Finances publiques 2023-2027 : un retour à l'équilibre difficile

Le Haut Conseil des finances publiques (HCFP) émet des avis sur la conformité des lois budgétaires avec les orientations pluriannuelles prises dans le cadre des lois de programmation des finances publiques. Le respect d’une trajectoire budgétaire tendant à l’équilibre représente un enjeu au regard des engagements européens de la France.

Façade de la Cour des comptes à Paris.
Selon le Haut Conseil, le projet de loi de programmation des finances publiques 2023-2027 apparaît bâti sur une conjugaison d’hypothèses favorables : croissance, maîtrise des dépenses, hausse des prélèvements obligatoires.© jjfoto - stock.adobe.com

Issu d'une loi organique, le HCFP est un organisme indépendant placé auprès de la Cour des comptes. Le Haut Conseil est saisi par le Gouvernement des prévisions macroéconomiques et de l’estimation du produit intérieur brut potentiel sur lesquels reposent les projets de loi de programmation des finances publiques (LPFP).

Dans son avis du 21 septembre 2022 sur le projet de loi de programmation des finances publiques 2023-2027, le HCFP estime la trajectoire de finances publiques envisagée par le projet de loi "peu ambitieuse" et "particulièrement fragile".

Des réserves sur le projet de loi de programmation

Ce projet de loi apparaît bâti sur une conjugaison d’hypothèses favorables : croissance, maîtrise des dépenses, hausse des prélèvements obligatoires.

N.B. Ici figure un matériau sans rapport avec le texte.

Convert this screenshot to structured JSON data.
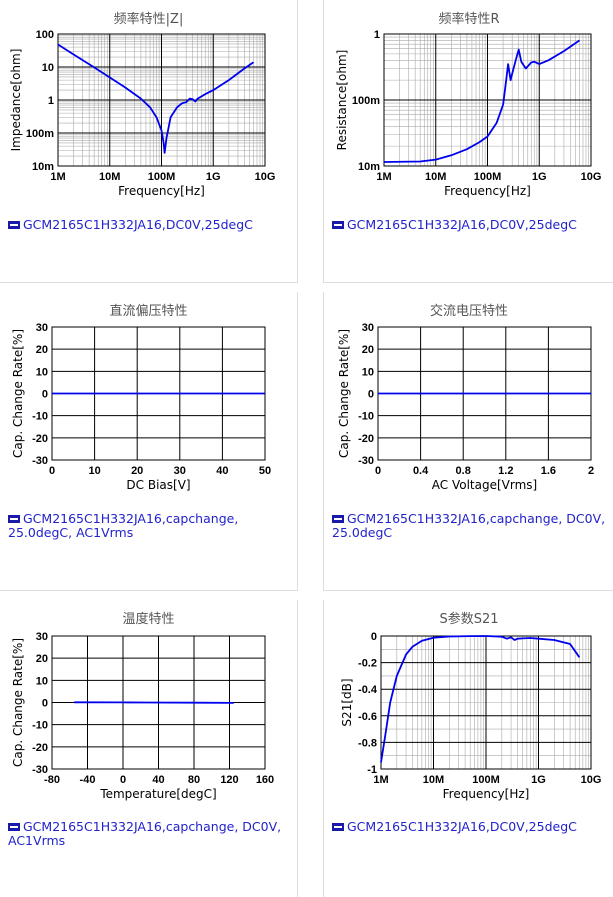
{
  "chart_data": [
    {
      "id": "c1",
      "type": "line",
      "title": "频率特性|Z|",
      "xlabel": "Frequency[Hz]",
      "ylabel": "Impedance[ohm]",
      "xscale": "log",
      "yscale": "log",
      "xlim": [
        1000000,
        10000000000
      ],
      "ylim": [
        0.01,
        100
      ],
      "xticks": [
        {
          "v": 1000000,
          "label": "1M"
        },
        {
          "v": 10000000,
          "label": "10M"
        },
        {
          "v": 100000000,
          "label": "100M"
        },
        {
          "v": 1000000000,
          "label": "1G"
        },
        {
          "v": 10000000000,
          "label": "10G"
        }
      ],
      "yticks": [
        {
          "v": 100,
          "label": "100"
        },
        {
          "v": 10,
          "label": "10"
        },
        {
          "v": 1,
          "label": "1"
        },
        {
          "v": 0.1,
          "label": "100m"
        },
        {
          "v": 0.01,
          "label": "10m"
        }
      ],
      "color": "#0000ee",
      "series": [
        {
          "name": "GCM2165C1H332JA16,DC0V,25degC",
          "points": [
            [
              1000000.0,
              48
            ],
            [
              2000000.0,
              24
            ],
            [
              5000000.0,
              9.7
            ],
            [
              10000000.0,
              4.8
            ],
            [
              20000000.0,
              2.4
            ],
            [
              40000000.0,
              1.1
            ],
            [
              60000000.0,
              0.6
            ],
            [
              80000000.0,
              0.3
            ],
            [
              100000000.0,
              0.12
            ],
            [
              110000000.0,
              0.05
            ],
            [
              115000000.0,
              0.025
            ],
            [
              125000000.0,
              0.07
            ],
            [
              150000000.0,
              0.3
            ],
            [
              200000000.0,
              0.6
            ],
            [
              250000000.0,
              0.8
            ],
            [
              300000000.0,
              0.85
            ],
            [
              350000000.0,
              1.1
            ],
            [
              400000000.0,
              1.05
            ],
            [
              450000000.0,
              0.9
            ],
            [
              500000000.0,
              1.1
            ],
            [
              700000000.0,
              1.5
            ],
            [
              1000000000.0,
              2.0
            ],
            [
              2000000000.0,
              4.0
            ],
            [
              4000000000.0,
              9
            ],
            [
              6000000000.0,
              14
            ]
          ]
        }
      ],
      "legend": "GCM2165C1H332JA16,DC0V,25degC"
    },
    {
      "id": "c2",
      "type": "line",
      "title": "频率特性R",
      "xlabel": "Frequency[Hz]",
      "ylabel": "Resistance[ohm]",
      "xscale": "log",
      "yscale": "log",
      "xlim": [
        1000000,
        10000000000
      ],
      "ylim": [
        0.01,
        1
      ],
      "xticks": [
        {
          "v": 1000000,
          "label": "1M"
        },
        {
          "v": 10000000,
          "label": "10M"
        },
        {
          "v": 100000000,
          "label": "100M"
        },
        {
          "v": 1000000000,
          "label": "1G"
        },
        {
          "v": 10000000000,
          "label": "10G"
        }
      ],
      "yticks": [
        {
          "v": 1,
          "label": "1"
        },
        {
          "v": 0.1,
          "label": "100m"
        },
        {
          "v": 0.01,
          "label": "10m"
        }
      ],
      "color": "#0000ee",
      "series": [
        {
          "name": "GCM2165C1H332JA16,DC0V,25degC",
          "points": [
            [
              1000000.0,
              0.0115
            ],
            [
              5000000.0,
              0.0117
            ],
            [
              10000000.0,
              0.0125
            ],
            [
              20000000.0,
              0.0145
            ],
            [
              40000000.0,
              0.018
            ],
            [
              70000000.0,
              0.023
            ],
            [
              100000000.0,
              0.028
            ],
            [
              150000000.0,
              0.045
            ],
            [
              200000000.0,
              0.085
            ],
            [
              230000000.0,
              0.2
            ],
            [
              250000000.0,
              0.35
            ],
            [
              280000000.0,
              0.2
            ],
            [
              300000000.0,
              0.25
            ],
            [
              350000000.0,
              0.4
            ],
            [
              400000000.0,
              0.58
            ],
            [
              450000000.0,
              0.38
            ],
            [
              550000000.0,
              0.3
            ],
            [
              700000000.0,
              0.37
            ],
            [
              800000000.0,
              0.38
            ],
            [
              1000000000.0,
              0.35
            ],
            [
              1500000000.0,
              0.4
            ],
            [
              3000000000.0,
              0.55
            ],
            [
              6000000000.0,
              0.8
            ]
          ]
        }
      ],
      "legend": "GCM2165C1H332JA16,DC0V,25degC"
    },
    {
      "id": "c3",
      "type": "line",
      "title": "直流偏压特性",
      "xlabel": "DC Bias[V]",
      "ylabel": "Cap. Change Rate[%]",
      "xscale": "linear",
      "yscale": "linear",
      "xlim": [
        0,
        50
      ],
      "ylim": [
        -30,
        30
      ],
      "xticks": [
        {
          "v": 0,
          "label": "0"
        },
        {
          "v": 10,
          "label": "10"
        },
        {
          "v": 20,
          "label": "20"
        },
        {
          "v": 30,
          "label": "30"
        },
        {
          "v": 40,
          "label": "40"
        },
        {
          "v": 50,
          "label": "50"
        }
      ],
      "yticks": [
        {
          "v": 30,
          "label": "30"
        },
        {
          "v": 20,
          "label": "20"
        },
        {
          "v": 10,
          "label": "10"
        },
        {
          "v": 0,
          "label": "0"
        },
        {
          "v": -10,
          "label": "-10"
        },
        {
          "v": -20,
          "label": "-20"
        },
        {
          "v": -30,
          "label": "-30"
        }
      ],
      "color": "#0000ee",
      "series": [
        {
          "name": "GCM2165C1H332JA16,capchange, 25.0degC, AC1Vrms",
          "points": [
            [
              0,
              0
            ],
            [
              10,
              0
            ],
            [
              20,
              0
            ],
            [
              30,
              0
            ],
            [
              40,
              0
            ],
            [
              50,
              0
            ]
          ]
        }
      ],
      "legend": "GCM2165C1H332JA16,capchange, 25.0degC, AC1Vrms"
    },
    {
      "id": "c4",
      "type": "line",
      "title": "交流电压特性",
      "xlabel": "AC Voltage[Vrms]",
      "ylabel": "Cap. Change Rate[%]",
      "xscale": "linear",
      "yscale": "linear",
      "xlim": [
        0,
        2
      ],
      "ylim": [
        -30,
        30
      ],
      "xticks": [
        {
          "v": 0,
          "label": "0"
        },
        {
          "v": 0.4,
          "label": "0.4"
        },
        {
          "v": 0.8,
          "label": "0.8"
        },
        {
          "v": 1.2,
          "label": "1.2"
        },
        {
          "v": 1.6,
          "label": "1.6"
        },
        {
          "v": 2,
          "label": "2"
        }
      ],
      "yticks": [
        {
          "v": 30,
          "label": "30"
        },
        {
          "v": 20,
          "label": "20"
        },
        {
          "v": 10,
          "label": "10"
        },
        {
          "v": 0,
          "label": "0"
        },
        {
          "v": -10,
          "label": "-10"
        },
        {
          "v": -20,
          "label": "-20"
        },
        {
          "v": -30,
          "label": "-30"
        }
      ],
      "color": "#0000ee",
      "series": [
        {
          "name": "GCM2165C1H332JA16,capchange, DC0V, 25.0degC",
          "points": [
            [
              0,
              0
            ],
            [
              0.5,
              0
            ],
            [
              1,
              0
            ],
            [
              1.5,
              0
            ],
            [
              2,
              0
            ]
          ]
        }
      ],
      "legend": "GCM2165C1H332JA16,capchange, DC0V, 25.0degC"
    },
    {
      "id": "c5",
      "type": "line",
      "title": "温度特性",
      "xlabel": "Temperature[degC]",
      "ylabel": "Cap. Change Rate[%]",
      "xscale": "linear",
      "yscale": "linear",
      "xlim": [
        -80,
        160
      ],
      "ylim": [
        -30,
        30
      ],
      "xticks": [
        {
          "v": -80,
          "label": "-80"
        },
        {
          "v": -40,
          "label": "-40"
        },
        {
          "v": 0,
          "label": "0"
        },
        {
          "v": 40,
          "label": "40"
        },
        {
          "v": 80,
          "label": "80"
        },
        {
          "v": 120,
          "label": "120"
        },
        {
          "v": 160,
          "label": "160"
        }
      ],
      "yticks": [
        {
          "v": 30,
          "label": "30"
        },
        {
          "v": 20,
          "label": "20"
        },
        {
          "v": 10,
          "label": "10"
        },
        {
          "v": 0,
          "label": "0"
        },
        {
          "v": -10,
          "label": "-10"
        },
        {
          "v": -20,
          "label": "-20"
        },
        {
          "v": -30,
          "label": "-30"
        }
      ],
      "color": "#0000ee",
      "series": [
        {
          "name": "GCM2165C1H332JA16,capchange, DC0V, AC1Vrms",
          "points": [
            [
              -55,
              0.1
            ],
            [
              0,
              0.05
            ],
            [
              25,
              0
            ],
            [
              85,
              -0.1
            ],
            [
              125,
              -0.2
            ]
          ]
        }
      ],
      "legend": "GCM2165C1H332JA16,capchange, DC0V, AC1Vrms"
    },
    {
      "id": "c6",
      "type": "line",
      "title": "S参数S21",
      "xlabel": "Frequency[Hz]",
      "ylabel": "S21[dB]",
      "xscale": "log",
      "yscale": "linear",
      "xlim": [
        1000000,
        10000000000
      ],
      "ylim": [
        -1,
        0
      ],
      "xticks": [
        {
          "v": 1000000,
          "label": "1M"
        },
        {
          "v": 10000000,
          "label": "10M"
        },
        {
          "v": 100000000,
          "label": "100M"
        },
        {
          "v": 1000000000,
          "label": "1G"
        },
        {
          "v": 10000000000,
          "label": "10G"
        }
      ],
      "yticks": [
        {
          "v": 0,
          "label": "0"
        },
        {
          "v": -0.2,
          "label": "-0.2"
        },
        {
          "v": -0.4,
          "label": "-0.4"
        },
        {
          "v": -0.6,
          "label": "-0.6"
        },
        {
          "v": -0.8,
          "label": "-0.8"
        },
        {
          "v": -1,
          "label": "-1"
        }
      ],
      "color": "#0000ee",
      "series": [
        {
          "name": "GCM2165C1H332JA16,DC0V,25degC",
          "points": [
            [
              1000000.0,
              -0.95
            ],
            [
              1200000.0,
              -0.75
            ],
            [
              1500000.0,
              -0.5
            ],
            [
              2000000.0,
              -0.3
            ],
            [
              3000000.0,
              -0.14
            ],
            [
              4000000.0,
              -0.08
            ],
            [
              6000000.0,
              -0.035
            ],
            [
              10000000.0,
              -0.013
            ],
            [
              20000000.0,
              -0.004
            ],
            [
              50000000.0,
              -0.001
            ],
            [
              100000000.0,
              0
            ],
            [
              200000000.0,
              -0.005
            ],
            [
              250000000.0,
              -0.02
            ],
            [
              300000000.0,
              -0.01
            ],
            [
              350000000.0,
              -0.03
            ],
            [
              400000000.0,
              -0.02
            ],
            [
              500000000.0,
              -0.018
            ],
            [
              700000000.0,
              -0.015
            ],
            [
              1000000000.0,
              -0.02
            ],
            [
              2000000000.0,
              -0.03
            ],
            [
              4000000000.0,
              -0.06
            ],
            [
              6000000000.0,
              -0.16
            ]
          ]
        }
      ],
      "legend": "GCM2165C1H332JA16,DC0V,25degC"
    }
  ]
}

Or, par exemple, l’estimation de croissance potentielle retenue suppose des "effets importants et immédiats de réformes" (RSA, retraites, assurance-chômage, apprentissage…), dont "ni les modalités, ni les impacts, ni le calendrier ne sont documentés."

Après la suspension du Pacte de stabilité et de croissance (PSC) en 2020, lors de la crise liée au Covid-19, les règles budgétaires européennes devraient s’appliquer à nouveau en 2024. Pourtant, en dépit d’hypothèses de croissance favorables, un retour rapide des comptes à l’équilibre semble peu probable :

  • l'effort de réduction du déficit budgétaire, de 5% à 2,9% sur le quinquennat, est moins marqué que celui d'autres États européens  ;
  • celle de la dette publique serait quant à elle "limitée et tardive", voire se dégraderait, alors que la France fait déjà partie des États membres les plus endettés.

Pour des finances publiques orientées vers l’équilibre

Dans le cadre des engagements européens de la France, ce projet de loi pluriannuelle a pour objectif de tendre à un retour à l’équilibre, à moyen terme (2023-2027), des comptes publics.

Avant la présentation du projet de loi de programmation au Conseil des ministres du 26 septembre 2022, le Haut Conseil avait rendu un avis sur les prévisions retenues par le Gouvernement concernant l'élaboration du projet de loi de programmation des finances publiques 2023-2027.

Dans un avis séparé sur les projets de budget 2023, le Haut Conseil avait examiné aussi le projet de loi de finances  (PLF) 2023 et le projet de loi de financement de la Sécurité sociale (PLFSS) 2023 et leur cohérence par rapport au projet de loi de programmation des finances publiques.

Le Gouvernement devra exposer devant le HCFP les raisons d’éventuels écarts des lois budgétaires par rapport à la trajectoire pluriannuelle prévue avec la future loi de programmation. Des mesures de correction pourront être apportées, en cas d’écart important, avec les prochains PLF ou PLFSS.